The Minister for Defence, Liang Guanglie, said on Monday that he believed the parade would ''display the image of a mighty force, a civilised force, a victorious force''.

And he boasted that the Chinese military could now match most of the advanced weapons systems of Western nations, including the J-10 fighter jet, latest-generation tanks, navy destroyers, and cruise and intercontinental ballistic missiles.

''This is an extraordinary achievement that speaks to the level of our military's modernisation and the huge change in our country's technological strength,'' said General Liang, in a rare interview posted on the ministry's website.

Rory Medcalf, director of the Lowy Institute's international security program, said General Liang's comments "suggest there is a new confidence in their signalling on their defence capability". He said the comments added to the sense of confidence projected by the October 1 military parade, China's deployment of ships to fight pirates off Somalia and a new, slick, English-language website.

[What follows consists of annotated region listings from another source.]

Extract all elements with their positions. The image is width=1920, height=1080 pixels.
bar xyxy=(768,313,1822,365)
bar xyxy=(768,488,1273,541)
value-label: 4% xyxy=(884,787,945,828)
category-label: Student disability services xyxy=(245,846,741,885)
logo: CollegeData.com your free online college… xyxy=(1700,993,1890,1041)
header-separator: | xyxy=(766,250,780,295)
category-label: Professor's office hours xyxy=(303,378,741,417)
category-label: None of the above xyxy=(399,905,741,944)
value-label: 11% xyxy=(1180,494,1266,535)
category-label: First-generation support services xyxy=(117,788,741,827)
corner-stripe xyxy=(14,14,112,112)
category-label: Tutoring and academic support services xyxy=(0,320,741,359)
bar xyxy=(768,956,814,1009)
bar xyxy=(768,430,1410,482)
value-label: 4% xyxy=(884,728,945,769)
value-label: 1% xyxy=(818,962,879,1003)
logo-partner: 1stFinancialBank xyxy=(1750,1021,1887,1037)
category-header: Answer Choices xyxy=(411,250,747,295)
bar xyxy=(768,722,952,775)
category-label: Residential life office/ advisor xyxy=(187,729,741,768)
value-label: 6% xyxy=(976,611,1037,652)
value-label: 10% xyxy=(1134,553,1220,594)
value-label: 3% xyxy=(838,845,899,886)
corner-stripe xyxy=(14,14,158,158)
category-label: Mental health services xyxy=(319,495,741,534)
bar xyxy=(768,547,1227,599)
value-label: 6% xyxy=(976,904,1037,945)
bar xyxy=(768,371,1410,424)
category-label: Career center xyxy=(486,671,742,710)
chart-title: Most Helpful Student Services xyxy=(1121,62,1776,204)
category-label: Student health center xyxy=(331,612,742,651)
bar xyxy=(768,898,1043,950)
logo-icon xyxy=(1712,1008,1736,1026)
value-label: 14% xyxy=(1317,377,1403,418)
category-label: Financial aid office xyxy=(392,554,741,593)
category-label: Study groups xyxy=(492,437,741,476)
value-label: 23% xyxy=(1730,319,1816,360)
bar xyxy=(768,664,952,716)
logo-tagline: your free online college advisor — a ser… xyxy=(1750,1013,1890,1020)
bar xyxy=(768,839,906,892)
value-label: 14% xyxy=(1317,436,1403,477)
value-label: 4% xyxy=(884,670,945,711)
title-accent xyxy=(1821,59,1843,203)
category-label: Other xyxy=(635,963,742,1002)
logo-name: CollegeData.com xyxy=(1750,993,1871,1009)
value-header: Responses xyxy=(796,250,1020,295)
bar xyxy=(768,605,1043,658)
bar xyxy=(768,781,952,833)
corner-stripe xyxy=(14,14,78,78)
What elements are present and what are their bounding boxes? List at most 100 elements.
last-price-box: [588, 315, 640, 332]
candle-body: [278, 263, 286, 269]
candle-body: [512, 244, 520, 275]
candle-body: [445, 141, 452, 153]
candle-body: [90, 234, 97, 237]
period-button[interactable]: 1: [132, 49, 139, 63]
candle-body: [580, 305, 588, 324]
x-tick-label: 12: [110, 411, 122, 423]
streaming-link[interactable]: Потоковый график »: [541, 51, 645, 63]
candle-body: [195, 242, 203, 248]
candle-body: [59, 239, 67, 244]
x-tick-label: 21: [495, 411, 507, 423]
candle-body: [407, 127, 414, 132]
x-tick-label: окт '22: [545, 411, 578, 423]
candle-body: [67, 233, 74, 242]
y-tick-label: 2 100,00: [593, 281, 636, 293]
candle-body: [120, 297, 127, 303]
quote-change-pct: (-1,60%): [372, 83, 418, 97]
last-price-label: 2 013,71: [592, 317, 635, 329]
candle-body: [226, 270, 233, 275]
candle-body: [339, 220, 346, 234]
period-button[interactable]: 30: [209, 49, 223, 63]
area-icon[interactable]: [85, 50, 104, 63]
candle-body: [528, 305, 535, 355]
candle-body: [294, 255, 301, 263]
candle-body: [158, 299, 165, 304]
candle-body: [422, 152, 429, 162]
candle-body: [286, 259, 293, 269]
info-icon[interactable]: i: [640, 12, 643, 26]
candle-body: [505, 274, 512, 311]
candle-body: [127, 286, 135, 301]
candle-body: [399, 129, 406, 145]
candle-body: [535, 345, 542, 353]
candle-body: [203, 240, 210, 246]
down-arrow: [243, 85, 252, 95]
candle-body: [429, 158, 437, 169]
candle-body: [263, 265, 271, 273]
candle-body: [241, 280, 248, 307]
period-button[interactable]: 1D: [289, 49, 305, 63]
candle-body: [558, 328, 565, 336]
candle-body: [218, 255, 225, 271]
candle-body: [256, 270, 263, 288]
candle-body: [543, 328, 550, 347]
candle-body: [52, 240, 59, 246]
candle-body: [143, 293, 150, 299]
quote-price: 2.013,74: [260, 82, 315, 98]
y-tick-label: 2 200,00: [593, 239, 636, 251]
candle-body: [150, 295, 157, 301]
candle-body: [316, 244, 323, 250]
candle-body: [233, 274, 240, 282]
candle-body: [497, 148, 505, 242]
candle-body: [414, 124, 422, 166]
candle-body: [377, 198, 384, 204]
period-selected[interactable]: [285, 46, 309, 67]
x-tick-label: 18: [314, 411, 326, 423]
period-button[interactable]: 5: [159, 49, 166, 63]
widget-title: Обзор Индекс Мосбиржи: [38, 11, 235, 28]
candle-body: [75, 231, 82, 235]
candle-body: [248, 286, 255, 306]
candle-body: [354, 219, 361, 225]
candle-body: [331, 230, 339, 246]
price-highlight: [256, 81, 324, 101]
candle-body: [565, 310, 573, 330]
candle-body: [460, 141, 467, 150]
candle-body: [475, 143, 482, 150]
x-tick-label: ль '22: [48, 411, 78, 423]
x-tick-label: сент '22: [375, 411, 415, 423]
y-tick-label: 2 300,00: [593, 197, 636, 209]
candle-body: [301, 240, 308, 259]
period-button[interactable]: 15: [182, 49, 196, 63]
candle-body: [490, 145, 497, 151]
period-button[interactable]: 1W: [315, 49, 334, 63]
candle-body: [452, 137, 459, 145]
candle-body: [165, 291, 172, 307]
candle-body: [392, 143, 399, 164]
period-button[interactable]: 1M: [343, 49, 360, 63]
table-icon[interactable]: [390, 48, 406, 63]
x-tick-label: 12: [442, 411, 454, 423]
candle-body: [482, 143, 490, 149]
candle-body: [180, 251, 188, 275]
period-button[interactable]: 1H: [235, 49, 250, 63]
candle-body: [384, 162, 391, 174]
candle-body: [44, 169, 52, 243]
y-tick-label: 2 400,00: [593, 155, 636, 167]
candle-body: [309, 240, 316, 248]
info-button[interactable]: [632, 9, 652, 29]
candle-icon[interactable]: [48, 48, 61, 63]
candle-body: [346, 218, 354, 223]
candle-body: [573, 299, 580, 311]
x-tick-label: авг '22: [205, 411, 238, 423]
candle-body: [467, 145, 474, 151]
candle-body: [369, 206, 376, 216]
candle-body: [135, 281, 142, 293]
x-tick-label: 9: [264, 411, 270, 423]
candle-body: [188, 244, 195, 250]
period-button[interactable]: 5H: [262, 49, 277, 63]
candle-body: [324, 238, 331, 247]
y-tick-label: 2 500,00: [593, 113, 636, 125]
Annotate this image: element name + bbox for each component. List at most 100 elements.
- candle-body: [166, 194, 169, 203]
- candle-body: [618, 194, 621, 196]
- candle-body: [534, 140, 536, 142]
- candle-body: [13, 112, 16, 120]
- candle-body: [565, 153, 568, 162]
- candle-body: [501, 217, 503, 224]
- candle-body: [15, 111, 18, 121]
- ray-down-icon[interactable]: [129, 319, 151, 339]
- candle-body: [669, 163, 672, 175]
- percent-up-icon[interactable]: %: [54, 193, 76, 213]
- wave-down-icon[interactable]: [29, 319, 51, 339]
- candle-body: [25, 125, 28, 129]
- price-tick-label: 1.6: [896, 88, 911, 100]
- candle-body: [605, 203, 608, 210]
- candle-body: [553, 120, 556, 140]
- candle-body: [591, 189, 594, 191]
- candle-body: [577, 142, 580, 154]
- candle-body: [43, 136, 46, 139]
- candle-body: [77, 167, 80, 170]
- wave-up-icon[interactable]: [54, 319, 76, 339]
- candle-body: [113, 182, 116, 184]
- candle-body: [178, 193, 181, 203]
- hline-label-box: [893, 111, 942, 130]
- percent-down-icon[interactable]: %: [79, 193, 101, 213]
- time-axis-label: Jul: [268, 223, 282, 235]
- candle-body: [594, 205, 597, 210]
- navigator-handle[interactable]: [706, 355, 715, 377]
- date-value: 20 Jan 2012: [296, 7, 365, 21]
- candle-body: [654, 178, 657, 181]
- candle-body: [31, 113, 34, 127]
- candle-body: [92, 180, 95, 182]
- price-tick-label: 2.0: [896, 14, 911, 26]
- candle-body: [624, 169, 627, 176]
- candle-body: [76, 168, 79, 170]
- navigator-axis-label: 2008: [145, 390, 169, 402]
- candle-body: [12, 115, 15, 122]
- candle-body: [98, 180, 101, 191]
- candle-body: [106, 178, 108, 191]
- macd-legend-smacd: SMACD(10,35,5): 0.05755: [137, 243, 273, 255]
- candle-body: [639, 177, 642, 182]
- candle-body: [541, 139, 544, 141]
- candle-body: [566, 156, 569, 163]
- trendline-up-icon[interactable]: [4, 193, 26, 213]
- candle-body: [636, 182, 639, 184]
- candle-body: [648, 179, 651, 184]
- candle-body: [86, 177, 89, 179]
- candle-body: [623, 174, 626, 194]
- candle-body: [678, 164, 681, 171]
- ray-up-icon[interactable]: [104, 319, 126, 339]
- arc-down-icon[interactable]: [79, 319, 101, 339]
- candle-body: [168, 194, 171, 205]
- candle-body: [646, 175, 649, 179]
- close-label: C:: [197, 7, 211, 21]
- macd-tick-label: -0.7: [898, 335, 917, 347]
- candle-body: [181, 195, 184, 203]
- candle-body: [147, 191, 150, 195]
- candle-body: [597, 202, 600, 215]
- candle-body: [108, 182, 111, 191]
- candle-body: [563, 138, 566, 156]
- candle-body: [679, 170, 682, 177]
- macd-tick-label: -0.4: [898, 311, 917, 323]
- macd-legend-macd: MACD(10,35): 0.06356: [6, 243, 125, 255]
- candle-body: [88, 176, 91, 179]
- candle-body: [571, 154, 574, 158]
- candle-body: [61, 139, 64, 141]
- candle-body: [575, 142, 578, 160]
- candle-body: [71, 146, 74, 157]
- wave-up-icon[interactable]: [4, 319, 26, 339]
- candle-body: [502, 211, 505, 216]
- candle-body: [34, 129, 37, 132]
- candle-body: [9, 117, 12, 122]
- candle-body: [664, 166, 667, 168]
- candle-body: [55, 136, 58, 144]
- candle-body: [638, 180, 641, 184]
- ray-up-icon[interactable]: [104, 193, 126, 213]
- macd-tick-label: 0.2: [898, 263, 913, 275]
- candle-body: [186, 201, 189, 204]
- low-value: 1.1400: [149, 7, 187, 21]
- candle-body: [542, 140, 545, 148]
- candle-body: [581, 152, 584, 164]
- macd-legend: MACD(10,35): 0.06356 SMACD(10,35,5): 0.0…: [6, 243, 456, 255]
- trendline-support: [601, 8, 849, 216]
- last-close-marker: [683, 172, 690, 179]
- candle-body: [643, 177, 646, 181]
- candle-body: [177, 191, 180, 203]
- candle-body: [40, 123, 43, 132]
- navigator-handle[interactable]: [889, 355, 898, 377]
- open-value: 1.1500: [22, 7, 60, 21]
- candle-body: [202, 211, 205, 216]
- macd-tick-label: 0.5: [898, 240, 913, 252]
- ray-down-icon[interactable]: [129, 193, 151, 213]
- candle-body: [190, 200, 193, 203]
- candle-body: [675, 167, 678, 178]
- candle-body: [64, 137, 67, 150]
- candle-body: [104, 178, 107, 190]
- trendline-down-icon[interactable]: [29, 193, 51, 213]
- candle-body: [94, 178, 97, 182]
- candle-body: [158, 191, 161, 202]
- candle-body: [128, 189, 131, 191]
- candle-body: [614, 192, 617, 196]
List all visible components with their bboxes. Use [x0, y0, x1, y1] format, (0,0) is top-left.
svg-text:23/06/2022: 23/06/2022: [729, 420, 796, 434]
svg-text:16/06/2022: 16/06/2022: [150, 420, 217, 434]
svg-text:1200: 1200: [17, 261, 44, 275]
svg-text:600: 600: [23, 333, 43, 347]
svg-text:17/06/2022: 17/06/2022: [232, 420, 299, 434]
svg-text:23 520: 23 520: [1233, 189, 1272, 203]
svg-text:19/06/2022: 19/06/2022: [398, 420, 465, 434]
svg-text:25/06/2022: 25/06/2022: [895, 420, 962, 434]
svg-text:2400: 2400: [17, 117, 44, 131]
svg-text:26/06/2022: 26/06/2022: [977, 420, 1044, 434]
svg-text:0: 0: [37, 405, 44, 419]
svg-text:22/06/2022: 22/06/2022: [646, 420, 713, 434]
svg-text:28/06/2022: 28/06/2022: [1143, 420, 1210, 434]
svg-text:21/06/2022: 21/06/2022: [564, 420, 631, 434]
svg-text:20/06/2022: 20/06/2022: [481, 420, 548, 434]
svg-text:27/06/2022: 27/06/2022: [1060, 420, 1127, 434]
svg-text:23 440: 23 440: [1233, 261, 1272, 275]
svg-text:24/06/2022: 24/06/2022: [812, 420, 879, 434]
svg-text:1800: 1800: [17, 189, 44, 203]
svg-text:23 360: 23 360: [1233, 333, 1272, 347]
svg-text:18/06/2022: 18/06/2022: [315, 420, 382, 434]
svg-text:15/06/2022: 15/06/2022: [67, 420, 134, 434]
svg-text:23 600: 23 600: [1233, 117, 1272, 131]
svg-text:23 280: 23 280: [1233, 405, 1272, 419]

But Mr Medcalf added that Chinese forces still had a long way to go before matching US capabilities, adding that they had not been tested "since they got a bloody nose in Vietnam" 30 years ago.

A Beijing diplomat said yesterday that General Liang's comments were likely to be directed at assuaging China's nationalistic "angry youth" and also the Ministry of Finance, which has been providing the military with regular double-digit budget increases.

Professor Wang emphasised yesterday that the party has ''absolute leadership'' over the military. The 11-member Central Military Commission consists Mr Hu as chairman and 10 generals.